[Haskell-beginners] List operations

Daniel Fischer daniel.is.fischer at googlemail.com
Thu May 19 17:57:05 CEST 2011


On Thursday 19 May 2011 16:05:29, jianqiuchi at gmail.com wrote:
> Hi,
> 
> I have a question about the cost of list comprehension and map function.
> 
> For example, I have a list of Double and I want to do lots of
> calculation on it.
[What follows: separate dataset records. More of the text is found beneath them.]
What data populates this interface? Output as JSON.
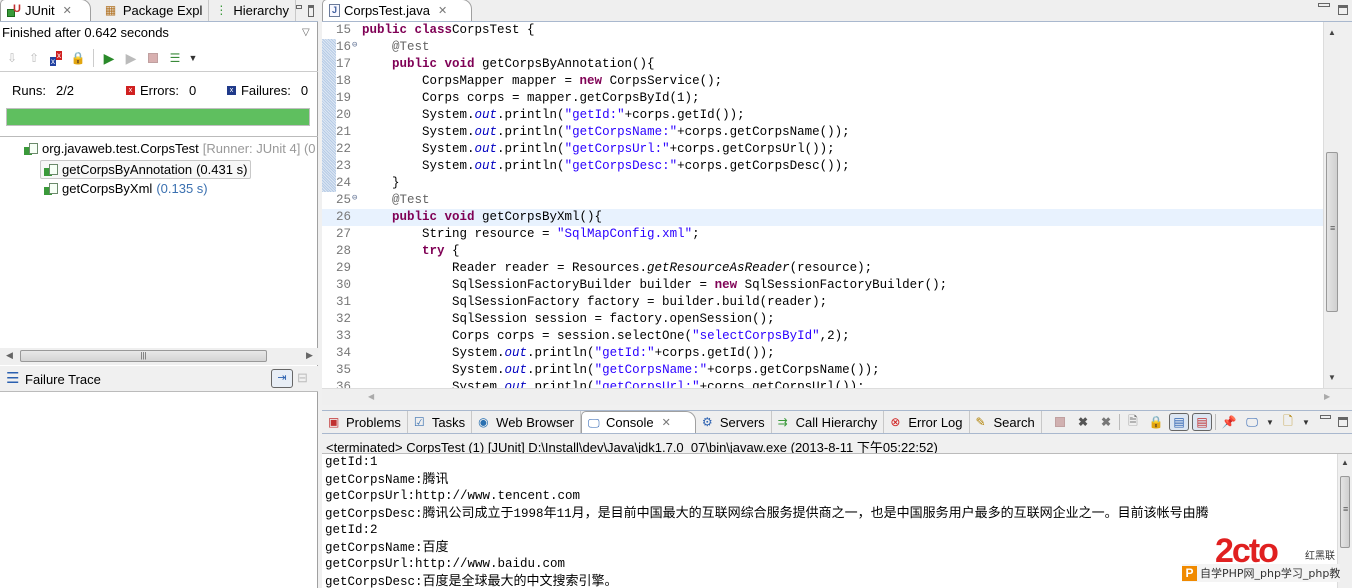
{
  "left_panel": {
    "tabs": [
      {
        "label": "JUnit",
        "active": true,
        "icon": "junit-icon"
      },
      {
        "label": "Package Expl",
        "active": false,
        "icon": "package-explorer-icon"
      },
      {
        "label": "Hierarchy",
        "active": false,
        "icon": "hierarchy-icon"
      }
    ],
    "status": "Finished after 0.642 seconds",
    "runs_label": "Runs:",
    "runs_value": "2/2",
    "errors_label": "Errors:",
    "errors_value": "0",
    "failures_label": "Failures:",
    "failures_value": "0",
    "progress": 1.0,
    "progress_color": "#5fbf5f",
    "tree": {
      "suite_name": "org.javaweb.test.CorpsTest",
      "suite_meta": "[Runner: JUnit 4] (0",
      "tests": [
        {
          "name": "getCorpsByAnnotation",
          "time": "(0.431 s)",
          "selected": true
        },
        {
          "name": "getCorpsByXml",
          "time": "(0.135 s)",
          "selected": false
        }
      ]
    },
    "failure_trace_label": "Failure Trace"
  },
  "editor": {
    "tab_label": "CorpsTest.java",
    "lines": [
      {
        "n": "15",
        "parts": [
          [
            "kw",
            "public class"
          ],
          [
            "",
            "CorpsTest {"
          ]
        ]
      },
      {
        "n": "16",
        "fold": true,
        "parts": [
          [
            "",
            "    "
          ],
          [
            "ann",
            "@Test"
          ]
        ]
      },
      {
        "n": "17",
        "parts": [
          [
            "",
            "    "
          ],
          [
            "kw",
            "public void"
          ],
          [
            "",
            " getCorpsByAnnotation(){"
          ]
        ]
      },
      {
        "n": "18",
        "parts": [
          [
            "",
            "        CorpsMapper mapper = "
          ],
          [
            "kw",
            "new"
          ],
          [
            "",
            " CorpsService();"
          ]
        ]
      },
      {
        "n": "19",
        "parts": [
          [
            "",
            "        Corps corps = mapper.getCorpsById(1);"
          ]
        ]
      },
      {
        "n": "20",
        "parts": [
          [
            "",
            "        System."
          ],
          [
            "fld",
            "out"
          ],
          [
            "",
            ".println("
          ],
          [
            "str",
            "\"getId:\""
          ],
          [
            "",
            "+corps.getId());"
          ]
        ]
      },
      {
        "n": "21",
        "parts": [
          [
            "",
            "        System."
          ],
          [
            "fld",
            "out"
          ],
          [
            "",
            ".println("
          ],
          [
            "str",
            "\"getCorpsName:\""
          ],
          [
            "",
            "+corps.getCorpsName());"
          ]
        ]
      },
      {
        "n": "22",
        "parts": [
          [
            "",
            "        System."
          ],
          [
            "fld",
            "out"
          ],
          [
            "",
            ".println("
          ],
          [
            "str",
            "\"getCorpsUrl:\""
          ],
          [
            "",
            "+corps.getCorpsUrl());"
          ]
        ]
      },
      {
        "n": "23",
        "parts": [
          [
            "",
            "        System."
          ],
          [
            "fld",
            "out"
          ],
          [
            "",
            ".println("
          ],
          [
            "str",
            "\"getCorpsDesc:\""
          ],
          [
            "",
            "+corps.getCorpsDesc());"
          ]
        ]
      },
      {
        "n": "24",
        "parts": [
          [
            "",
            "    }"
          ]
        ]
      },
      {
        "n": "25",
        "fold": true,
        "parts": [
          [
            "",
            "    "
          ],
          [
            "ann",
            "@Test"
          ]
        ]
      },
      {
        "n": "26",
        "highlight": true,
        "parts": [
          [
            "",
            "    "
          ],
          [
            "kw",
            "public void"
          ],
          [
            "",
            " getCorpsByXml(){"
          ]
        ]
      },
      {
        "n": "27",
        "parts": [
          [
            "",
            "        String resource = "
          ],
          [
            "str",
            "\"SqlMapConfig.xml\""
          ],
          [
            "",
            ";"
          ]
        ]
      },
      {
        "n": "28",
        "parts": [
          [
            "",
            "        "
          ],
          [
            "kw",
            "try"
          ],
          [
            "",
            " {"
          ]
        ]
      },
      {
        "n": "29",
        "parts": [
          [
            "",
            "            Reader reader = Resources."
          ],
          [
            "it",
            "getResourceAsReader"
          ],
          [
            "",
            "(resource);"
          ]
        ]
      },
      {
        "n": "30",
        "parts": [
          [
            "",
            "            SqlSessionFactoryBuilder builder = "
          ],
          [
            "kw",
            "new"
          ],
          [
            "",
            " SqlSessionFactoryBuilder();"
          ]
        ]
      },
      {
        "n": "31",
        "parts": [
          [
            "",
            "            SqlSessionFactory factory = builder.build(reader);"
          ]
        ]
      },
      {
        "n": "32",
        "parts": [
          [
            "",
            "            SqlSession session = factory.openSession();"
          ]
        ]
      },
      {
        "n": "33",
        "parts": [
          [
            "",
            "            Corps corps = session.selectOne("
          ],
          [
            "str",
            "\"selectCorpsById\""
          ],
          [
            "",
            ",2);"
          ]
        ]
      },
      {
        "n": "34",
        "parts": [
          [
            "",
            "            System."
          ],
          [
            "fld",
            "out"
          ],
          [
            "",
            ".println("
          ],
          [
            "str",
            "\"getId:\""
          ],
          [
            "",
            "+corps.getId());"
          ]
        ]
      },
      {
        "n": "35",
        "parts": [
          [
            "",
            "            System."
          ],
          [
            "fld",
            "out"
          ],
          [
            "",
            ".println("
          ],
          [
            "str",
            "\"getCorpsName:\""
          ],
          [
            "",
            "+corps.getCorpsName());"
          ]
        ]
      },
      {
        "n": "36",
        "parts": [
          [
            "",
            "            System."
          ],
          [
            "fld",
            "out"
          ],
          [
            "",
            ".println("
          ],
          [
            "str",
            "\"getCorpsUrl:\""
          ],
          [
            "",
            "+corps.getCorpsUrl());"
          ]
        ]
      }
    ]
  },
  "bottom_panel": {
    "tabs": [
      {
        "label": "Problems",
        "icon": "problems-icon"
      },
      {
        "label": "Tasks",
        "icon": "tasks-icon"
      },
      {
        "label": "Web Browser",
        "icon": "globe-icon"
      },
      {
        "label": "Console",
        "icon": "console-icon",
        "active": true
      },
      {
        "label": "Servers",
        "icon": "servers-icon"
      },
      {
        "label": "Call Hierarchy",
        "icon": "call-hierarchy-icon"
      },
      {
        "label": "Error Log",
        "icon": "error-log-icon"
      },
      {
        "label": "Search",
        "icon": "search-icon"
      }
    ],
    "console_header": "<terminated> CorpsTest (1) [JUnit] D:\\Install\\dev\\Java\\jdk1.7.0_07\\bin\\javaw.exe (2013-8-11 下午05:22:52)",
    "console_lines": [
      "getId:1",
      "getCorpsName:腾讯",
      "getCorpsUrl:http://www.tencent.com",
      "getCorpsDesc:腾讯公司成立于1998年11月，是目前中国最大的互联网综合服务提供商之一，也是中国服务用户最多的互联网企业之一。目前该帐号由腾",
      "getId:2",
      "getCorpsName:百度",
      "getCorpsUrl:http://www.baidu.com",
      "getCorpsDesc:百度是全球最大的中文搜索引擎。"
    ]
  },
  "watermark": {
    "logo_text": "2cto",
    "brand": "红黑联盟",
    "caption": "自学PHP网_php学习_php教"
  }
}
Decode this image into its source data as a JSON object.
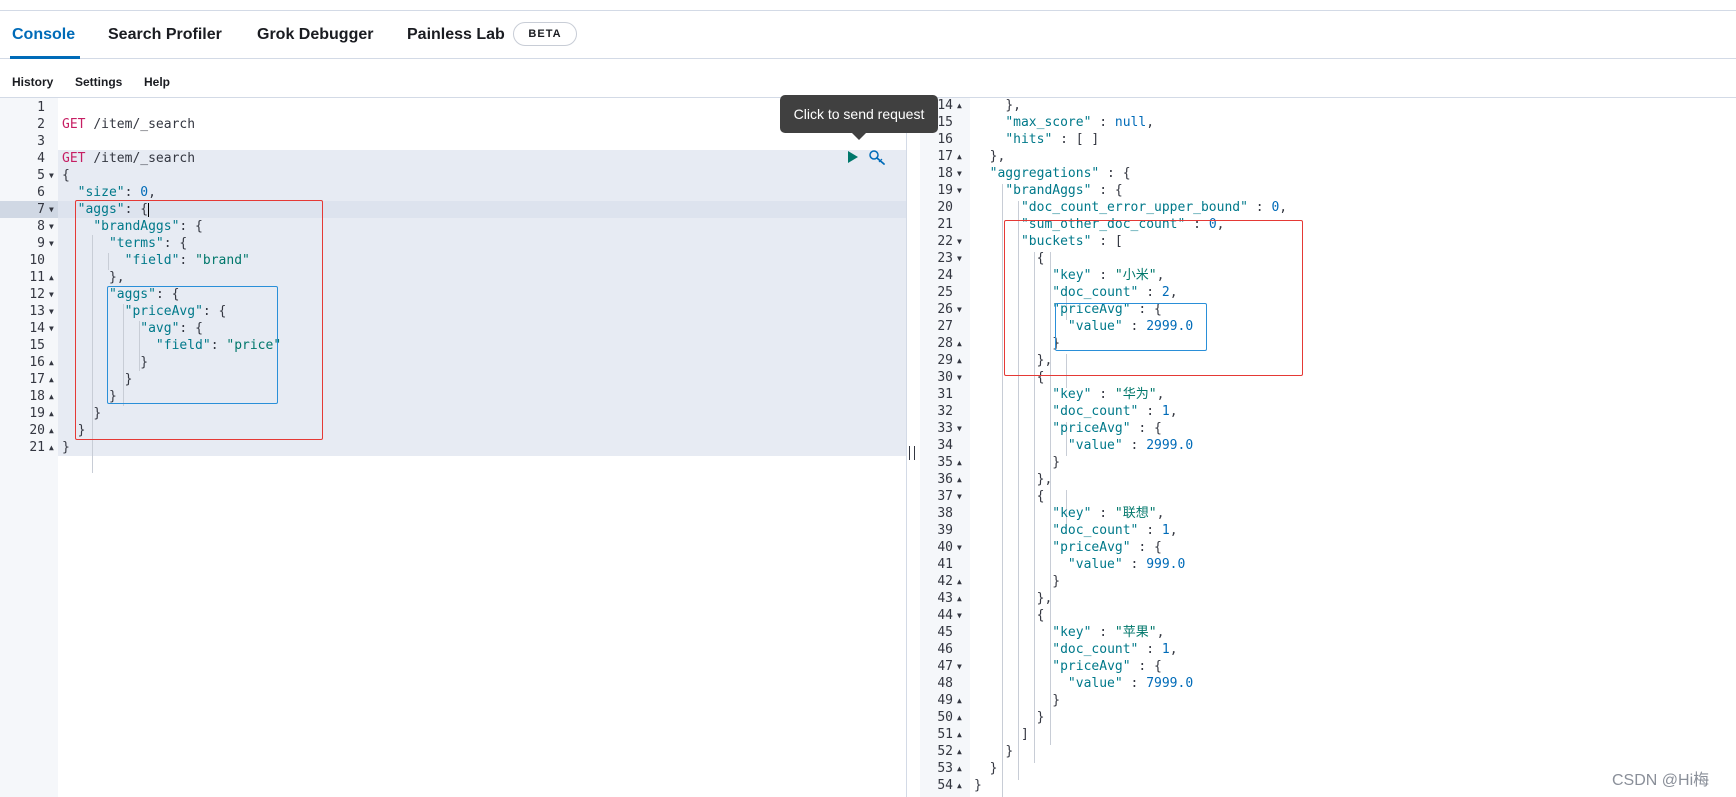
{
  "tabs": [
    {
      "label": "Console",
      "active": true
    },
    {
      "label": "Search Profiler"
    },
    {
      "label": "Grok Debugger"
    },
    {
      "label": "Painless Lab"
    }
  ],
  "beta_badge": "BETA",
  "menu": [
    {
      "label": "History"
    },
    {
      "label": "Settings"
    },
    {
      "label": "Help"
    }
  ],
  "tooltip": "Click to send request",
  "icons": {
    "run": "play-icon",
    "settings": "wrench-icon"
  },
  "request_lines": [
    {
      "n": "1",
      "fold": false,
      "html": ""
    },
    {
      "n": "2",
      "fold": false,
      "html": "<span class='kw'>GET</span> <span class='url'>/item/_search</span>"
    },
    {
      "n": "3",
      "fold": false,
      "html": ""
    },
    {
      "n": "4",
      "fold": false,
      "html": "<span class='kw'>GET</span> <span class='url'>/item/_search</span>"
    },
    {
      "n": "5",
      "fold": "down",
      "html": "<span class='p'>{</span>"
    },
    {
      "n": "6",
      "fold": false,
      "html": "  <span class='k'>\"size\"</span><span class='p'>: </span><span class='n'>0</span><span class='p'>,</span>"
    },
    {
      "n": "7",
      "fold": "down",
      "html": "  <span class='k'>\"aggs\"</span><span class='p'>: {</span><span class='cursor'></span>"
    },
    {
      "n": "8",
      "fold": "down",
      "html": "    <span class='k'>\"brandAggs\"</span><span class='p'>: {</span>"
    },
    {
      "n": "9",
      "fold": "down",
      "html": "      <span class='k'>\"terms\"</span><span class='p'>: {</span>"
    },
    {
      "n": "10",
      "fold": false,
      "html": "        <span class='k'>\"field\"</span><span class='p'>: </span><span class='s'>\"brand\"</span>"
    },
    {
      "n": "11",
      "fold": "up",
      "html": "      <span class='p'>},</span>"
    },
    {
      "n": "12",
      "fold": "down",
      "html": "      <span class='k'>\"aggs\"</span><span class='p'>: {</span>"
    },
    {
      "n": "13",
      "fold": "down",
      "html": "        <span class='k'>\"priceAvg\"</span><span class='p'>: {</span>"
    },
    {
      "n": "14",
      "fold": "down",
      "html": "          <span class='k'>\"avg\"</span><span class='p'>: {</span>"
    },
    {
      "n": "15",
      "fold": false,
      "html": "            <span class='k'>\"field\"</span><span class='p'>: </span><span class='s'>\"price\"</span>"
    },
    {
      "n": "16",
      "fold": "up",
      "html": "          <span class='p'>}</span>"
    },
    {
      "n": "17",
      "fold": "up",
      "html": "        <span class='p'>}</span>"
    },
    {
      "n": "18",
      "fold": "up",
      "html": "      <span class='p'>}</span>"
    },
    {
      "n": "19",
      "fold": "up",
      "html": "    <span class='p'>}</span>"
    },
    {
      "n": "20",
      "fold": "up",
      "html": "  <span class='p'>}</span>"
    },
    {
      "n": "21",
      "fold": "up",
      "html": "<span class='p'>}</span>"
    }
  ],
  "response_lines": [
    {
      "n": "14",
      "fold": "up",
      "html": "    <span class='p'>},</span>"
    },
    {
      "n": "15",
      "fold": false,
      "html": "    <span class='k'>\"max_score\"</span><span class='p'> : </span><span class='n'>null</span><span class='p'>,</span>"
    },
    {
      "n": "16",
      "fold": false,
      "html": "    <span class='k'>\"hits\"</span><span class='p'> : [ ]</span>"
    },
    {
      "n": "17",
      "fold": "up",
      "html": "  <span class='p'>},</span>"
    },
    {
      "n": "18",
      "fold": "down",
      "html": "  <span class='k'>\"aggregations\"</span><span class='p'> : {</span>"
    },
    {
      "n": "19",
      "fold": "down",
      "html": "    <span class='k'>\"brandAggs\"</span><span class='p'> : {</span>"
    },
    {
      "n": "20",
      "fold": false,
      "html": "      <span class='k'>\"doc_count_error_upper_bound\"</span><span class='p'> : </span><span class='n'>0</span><span class='p'>,</span>"
    },
    {
      "n": "21",
      "fold": false,
      "html": "      <span class='k'>\"sum_other_doc_count\"</span><span class='p'> : </span><span class='n'>0</span><span class='p'>,</span>"
    },
    {
      "n": "22",
      "fold": "down",
      "html": "      <span class='k'>\"buckets\"</span><span class='p'> : [</span>"
    },
    {
      "n": "23",
      "fold": "down",
      "html": "        <span class='p'>{</span>"
    },
    {
      "n": "24",
      "fold": false,
      "html": "          <span class='k'>\"key\"</span><span class='p'> : </span><span class='s'>\"小米\"</span><span class='p'>,</span>"
    },
    {
      "n": "25",
      "fold": false,
      "html": "          <span class='k'>\"doc_count\"</span><span class='p'> : </span><span class='n'>2</span><span class='p'>,</span>"
    },
    {
      "n": "26",
      "fold": "down",
      "html": "          <span class='k'>\"priceAvg\"</span><span class='p'> : {</span>"
    },
    {
      "n": "27",
      "fold": false,
      "html": "            <span class='k'>\"value\"</span><span class='p'> : </span><span class='n'>2999.0</span>"
    },
    {
      "n": "28",
      "fold": "up",
      "html": "          <span class='p'>}</span>"
    },
    {
      "n": "29",
      "fold": "up",
      "html": "        <span class='p'>},</span>"
    },
    {
      "n": "30",
      "fold": "down",
      "html": "        <span class='p'>{</span>"
    },
    {
      "n": "31",
      "fold": false,
      "html": "          <span class='k'>\"key\"</span><span class='p'> : </span><span class='s'>\"华为\"</span><span class='p'>,</span>"
    },
    {
      "n": "32",
      "fold": false,
      "html": "          <span class='k'>\"doc_count\"</span><span class='p'> : </span><span class='n'>1</span><span class='p'>,</span>"
    },
    {
      "n": "33",
      "fold": "down",
      "html": "          <span class='k'>\"priceAvg\"</span><span class='p'> : {</span>"
    },
    {
      "n": "34",
      "fold": false,
      "html": "            <span class='k'>\"value\"</span><span class='p'> : </span><span class='n'>2999.0</span>"
    },
    {
      "n": "35",
      "fold": "up",
      "html": "          <span class='p'>}</span>"
    },
    {
      "n": "36",
      "fold": "up",
      "html": "        <span class='p'>},</span>"
    },
    {
      "n": "37",
      "fold": "down",
      "html": "        <span class='p'>{</span>"
    },
    {
      "n": "38",
      "fold": false,
      "html": "          <span class='k'>\"key\"</span><span class='p'> : </span><span class='s'>\"联想\"</span><span class='p'>,</span>"
    },
    {
      "n": "39",
      "fold": false,
      "html": "          <span class='k'>\"doc_count\"</span><span class='p'> : </span><span class='n'>1</span><span class='p'>,</span>"
    },
    {
      "n": "40",
      "fold": "down",
      "html": "          <span class='k'>\"priceAvg\"</span><span class='p'> : {</span>"
    },
    {
      "n": "41",
      "fold": false,
      "html": "            <span class='k'>\"value\"</span><span class='p'> : </span><span class='n'>999.0</span>"
    },
    {
      "n": "42",
      "fold": "up",
      "html": "          <span class='p'>}</span>"
    },
    {
      "n": "43",
      "fold": "up",
      "html": "        <span class='p'>},</span>"
    },
    {
      "n": "44",
      "fold": "down",
      "html": "        <span class='p'>{</span>"
    },
    {
      "n": "45",
      "fold": false,
      "html": "          <span class='k'>\"key\"</span><span class='p'> : </span><span class='s'>\"苹果\"</span><span class='p'>,</span>"
    },
    {
      "n": "46",
      "fold": false,
      "html": "          <span class='k'>\"doc_count\"</span><span class='p'> : </span><span class='n'>1</span><span class='p'>,</span>"
    },
    {
      "n": "47",
      "fold": "down",
      "html": "          <span class='k'>\"priceAvg\"</span><span class='p'> : {</span>"
    },
    {
      "n": "48",
      "fold": false,
      "html": "            <span class='k'>\"value\"</span><span class='p'> : </span><span class='n'>7999.0</span>"
    },
    {
      "n": "49",
      "fold": "up",
      "html": "          <span class='p'>}</span>"
    },
    {
      "n": "50",
      "fold": "up",
      "html": "        <span class='p'>}</span>"
    },
    {
      "n": "51",
      "fold": "up",
      "html": "      <span class='p'>]</span>"
    },
    {
      "n": "52",
      "fold": "up",
      "html": "    <span class='p'>}</span>"
    },
    {
      "n": "53",
      "fold": "up",
      "html": "  <span class='p'>}</span>"
    },
    {
      "n": "54",
      "fold": "up",
      "html": "<span class='p'>}</span>"
    }
  ],
  "watermark": "CSDN @Hi梅",
  "colors": {
    "accent": "#006bb8",
    "annotation_red": "#e53935",
    "annotation_blue": "#2a8fd8",
    "string": "#00776b",
    "key": "#00798a",
    "method": "#c61e63"
  }
}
There are two ways to do that:
> 1. [x ** 3 | x <- list]
> 2. map (flip (**) 3) list
> I am wondering if the cost of using them could be very different and
> why.

As Felipe said, they should compile to the same code.
However, since you're asking about cost, which indicates that you care for 
performance, the above would be better written as

[x*x*x | x <- list]

unless you depend on the small differences in the outcome [I'm not quite 
sure how many bits may be affected, not many, typically none or one].
Functions like (**), exp, log, sin, cos, ... are slow, very slow.
If the exponent is a small (positive) integer, specifically giving a 
sequence of multiplication steps is much faster, also using (^) instead of 
(**) is faster for small exponents (but slower than an explicit 
multiplication sequence).

Of course, if the exponent may be a non-integer, you have to use (**), if 
it is an integer but not a fixed one, use (**) if the integer may be 
large¹, (^) or (^^) if it is sure to be small (in absolute modulus).

[¹] (**) doesn't care how large the exponent is, (^) resp (^^) do.